Donnerstag, 2. Oktober 2014

Warum wir immer dümmer werden (9)


Konstantin Ziolkovski - fast tauber Vater der sowjetischen Raumfahrt

Als sich jedoch Khomeyni an die Spitze der revolutionären Bewegung setzte, sprengte der Rekurs zum Islam den Rahmen des Symbolischen, er wurde real. Halluzination statt Erinnerung.

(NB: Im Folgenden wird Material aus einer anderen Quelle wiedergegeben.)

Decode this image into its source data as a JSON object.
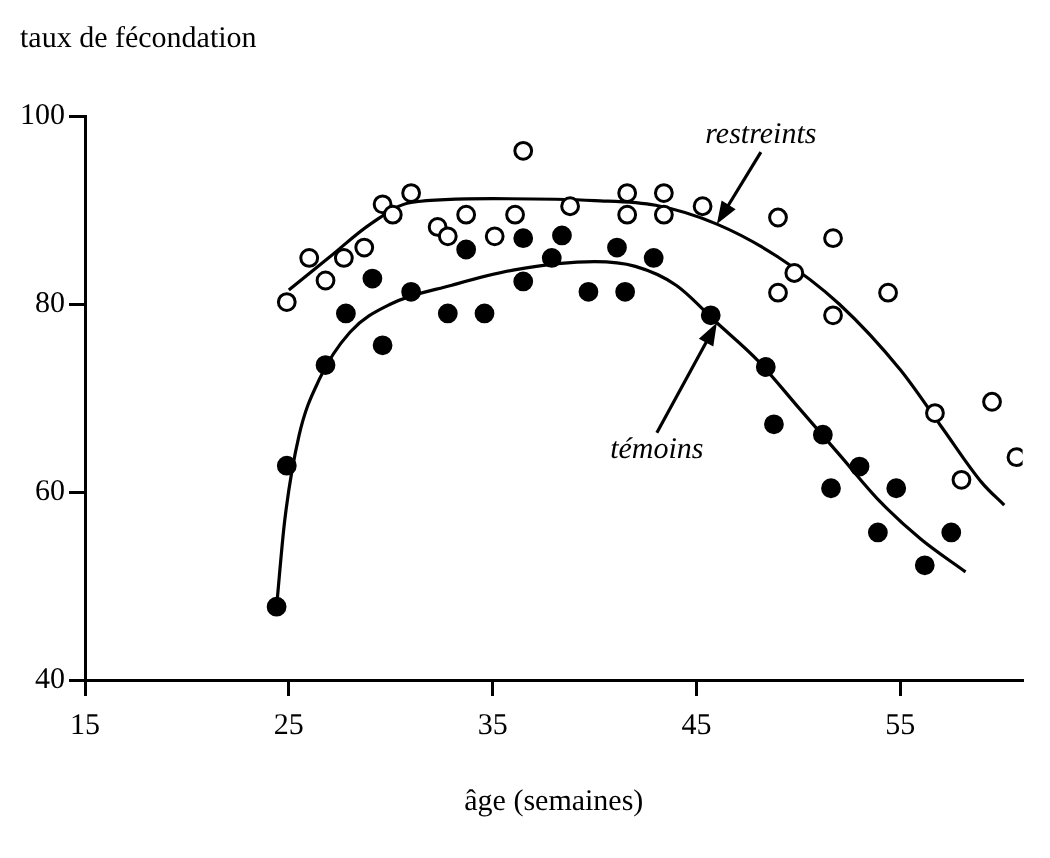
{
  "chart_data": {
    "type": "scatter",
    "xlabel": "âge (semaines)",
    "ylabel": "taux de fécondation",
    "xlim": [
      15,
      61
    ],
    "xticks": [
      15,
      25,
      35,
      45,
      55
    ],
    "ylim": [
      40,
      100
    ],
    "yticks": [
      40,
      60,
      80,
      100
    ],
    "annotations": [
      {
        "text": "restreints",
        "x": 46,
        "y": 88.5
      },
      {
        "text": "témoins",
        "x": 46,
        "y": 78
      }
    ],
    "series": [
      {
        "type": "scatter",
        "marker": "circle",
        "color": "#000000",
        "x": [
          24.9,
          26.0,
          26.8,
          27.7,
          28.7,
          29.6,
          30.1,
          31.0,
          32.3,
          32.8,
          33.7,
          35.1,
          36.1,
          36.5,
          38.8,
          41.6,
          41.6,
          43.4,
          43.4,
          45.3,
          49.0,
          51.7,
          49.8,
          49.0,
          51.7,
          54.4,
          56.7,
          59.5,
          58.0,
          60.7
        ],
        "values": [
          80.2,
          84.9,
          82.5,
          84.9,
          86.0,
          90.6,
          89.5,
          91.8,
          88.2,
          87.2,
          89.5,
          87.2,
          89.5,
          96.3,
          90.4,
          91.8,
          89.5,
          91.8,
          89.5,
          90.4,
          89.2,
          87.0,
          83.3,
          81.2,
          78.8,
          81.2,
          68.4,
          69.6,
          61.3,
          63.7
        ]
      },
      {
        "type": "scatter",
        "marker": "circle",
        "color": "#000000",
        "x": [
          24.4,
          24.9,
          26.8,
          27.8,
          29.1,
          29.6,
          31.0,
          32.8,
          33.7,
          34.6,
          36.5,
          36.5,
          38.4,
          37.9,
          39.7,
          41.1,
          41.5,
          42.9,
          45.7,
          48.4,
          48.8,
          51.2,
          53.0,
          51.6,
          54.8,
          53.9,
          57.5,
          56.2
        ],
        "values": [
          47.8,
          62.8,
          73.5,
          79.0,
          82.7,
          75.6,
          81.3,
          79.0,
          85.8,
          79.0,
          87.0,
          82.4,
          87.3,
          84.9,
          81.3,
          86.0,
          81.3,
          84.9,
          78.8,
          73.3,
          67.2,
          66.1,
          62.7,
          60.4,
          60.4,
          55.7,
          55.7,
          52.2
        ]
      },
      {
        "type": "line",
        "color": "#000000",
        "x": [
          25,
          27,
          29,
          31,
          35,
          40,
          43,
          46,
          49,
          52,
          55,
          57,
          59,
          60.1
        ],
        "values": [
          81.5,
          85,
          88.5,
          90.8,
          91.2,
          91,
          90.5,
          88.5,
          85,
          80,
          73,
          67,
          61,
          58.6
        ]
      },
      {
        "type": "line",
        "color": "#000000",
        "x": [
          24.4,
          24.8,
          25.5,
          26.5,
          28,
          30,
          33,
          36,
          40,
          42,
          44,
          46,
          48,
          50,
          52,
          54,
          56,
          58.2
        ],
        "values": [
          47.8,
          57,
          66,
          72,
          77,
          80,
          82,
          83.6,
          84.5,
          84,
          82,
          78,
          74,
          69,
          64,
          59,
          55,
          51.5
        ]
      }
    ]
  }
}
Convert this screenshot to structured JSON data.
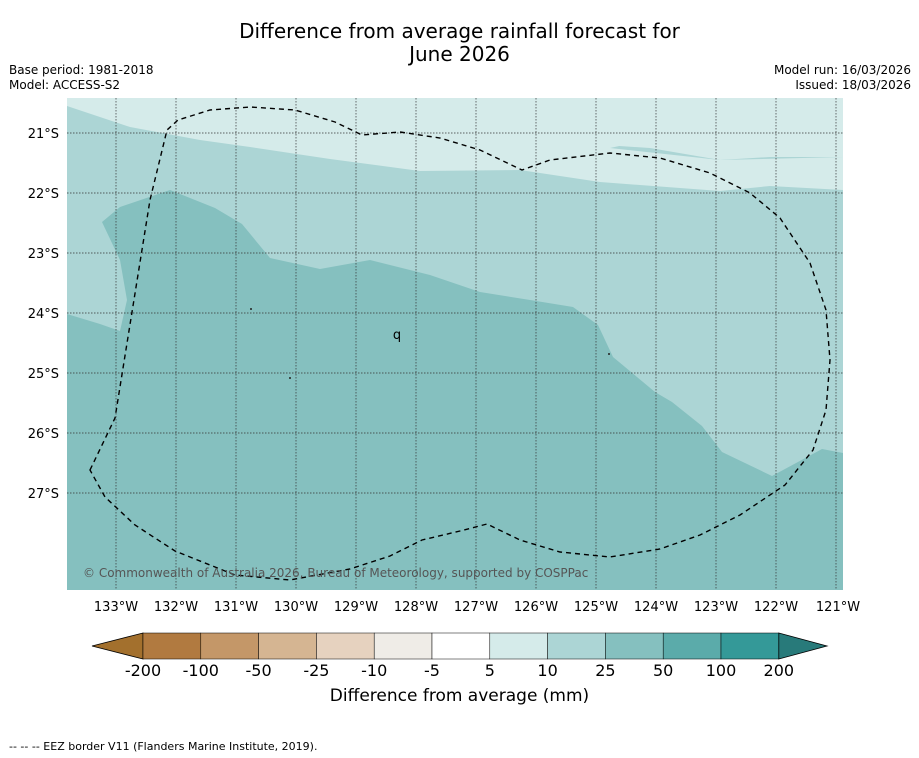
{
  "title_line1": "Difference from average rainfall forecast for",
  "title_line2": "June 2026",
  "meta_left": [
    "Base period: 1981-2018",
    "Model: ACCESS-S2"
  ],
  "meta_right": [
    "Model run: 16/03/2026",
    "Issued: 18/03/2026"
  ],
  "copyright": "© Commonwealth of Australia 2026, Bureau of Meteorology, supported by COSPPac",
  "lat_labels": [
    "21°S",
    "22°S",
    "23°S",
    "24°S",
    "25°S",
    "26°S",
    "27°S"
  ],
  "lon_labels": [
    "133°W",
    "132°W",
    "131°W",
    "130°W",
    "129°W",
    "128°W",
    "127°W",
    "126°W",
    "125°W",
    "124°W",
    "123°W",
    "122°W",
    "121°W"
  ],
  "island_label": "q",
  "colorbar": {
    "labels": [
      "-200",
      "-100",
      "-50",
      "-25",
      "-10",
      "-5",
      "5",
      "10",
      "25",
      "50",
      "100",
      "200"
    ],
    "colors": [
      "#a3702d",
      "#b17a40",
      "#c49768",
      "#d5b592",
      "#e6d2bf",
      "#efece7",
      "#ffffff",
      "#d5ebea",
      "#acd5d5",
      "#85c0bf",
      "#5babaa",
      "#349998",
      "#287a7a"
    ],
    "title": "Difference from average (mm)"
  },
  "footnote": "--  --  -- EEZ border V11 (Flanders Marine Institute, 2019)."
}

Und die Oktoberrevolution? Ausgerechnet diese, ihrem Selbstverständnis nach marxistische Revolution, scheint ganz ohne den - nach Marx für Revolutionen charakteristischen - Rekurs auf vergangene Epochen ausgekommen zu sein. Man könnte hier allenfalls Lenins weltanschauliche Verankerung in den Ideen der Narodniki anführen, Vertreter einer literarischen und sozialrevolutionären Bewegung, die aus der Tradition russischer Bauern schöpften, und von einer Gesellschaft abseits des westlichen Kapitalismus träumten. Aber die Ideen der Narodniki waren zu Lebzeiten Lenins nicht wirklich tot, und mußten - im Unterschied zu den historischen Beispielen, von denen bei Marx die Rede ist - nicht erst wiederbelebt werden.

In den revolutionären Diskursen im Russland des beginnenden 20. Jahrhunderts finden wir allerdings – und zwar abseits von Lenin - ein überraschendes Äquivalent für die von Marx beschriebenen revolutionären Rückwendungen zur Vergangenheit. In Alexander Kluges zehnstündiger „Verfilmung“ des Marxschen Kapitals, Nachrichten aus der ideologischen Antike, berichtet Boris Groys von den Biokosmisten, einer Gruppe radikaler russischer Denker, die überzeugt waren, daß der Kommunismus so lange unvollendet bleiben würde, solange die Revolution nur die Gesellschaft der Lebenden befreite. Am Ziel sei der Kommunismus erst dann, wenn es der Wissenschaft gelänge, die Toten wieder zum Leben zu erwecken. Die Generationen vor uns, die gelitten hätten, ohne erlöst worden zu sein. Und erst dann, wenn – neben der Abschaffung des gewöhnlichen Privateigentums – auch das „Privateigentum an (Lebens)zeit“ abgeschafft worden wäre, so daß alle Menschen gleich lang – und zwar unendlich lang – leben würden, erst dann sei die Geschichte am Ziel.

Die Biokosmisten, die sich konsequenterweise intensiv mit Themen wie Unsterblichkeit und Verjüngung befassten, übten großen Einfluß auf die frühe sowjetische Wissenschaft aus - aber auch auf Künstler wie Krassimir Malewitsch. Laut Kluge arbeiteten zeitweise bis zu 46 Institute der sowjetischen Akademie der Wissenschaften an der Entwicklung eines Mittels zur Erlangung der Unsterblichkeit1. 1926 gründete Alexander Bogdanov, ein Jugendfreund Lenins, das Institut für Bluttransfusion, mit dem Ziel den Alterungsprozess mittels Blutaustausch zu verzögern, wenn nicht zu verhindern. Ihm selbst kostete eine Bluttransfusion das Leben. Und die Raketen-forschungen Konstantin Ziolkovskis, der die zum Leben erweckten Toten – für die es auf der Erde zu wenig Platz geben würde - auf andere Planeten bringen wollte, machten ihn zum Vater der sowjetischen Raumfahrt.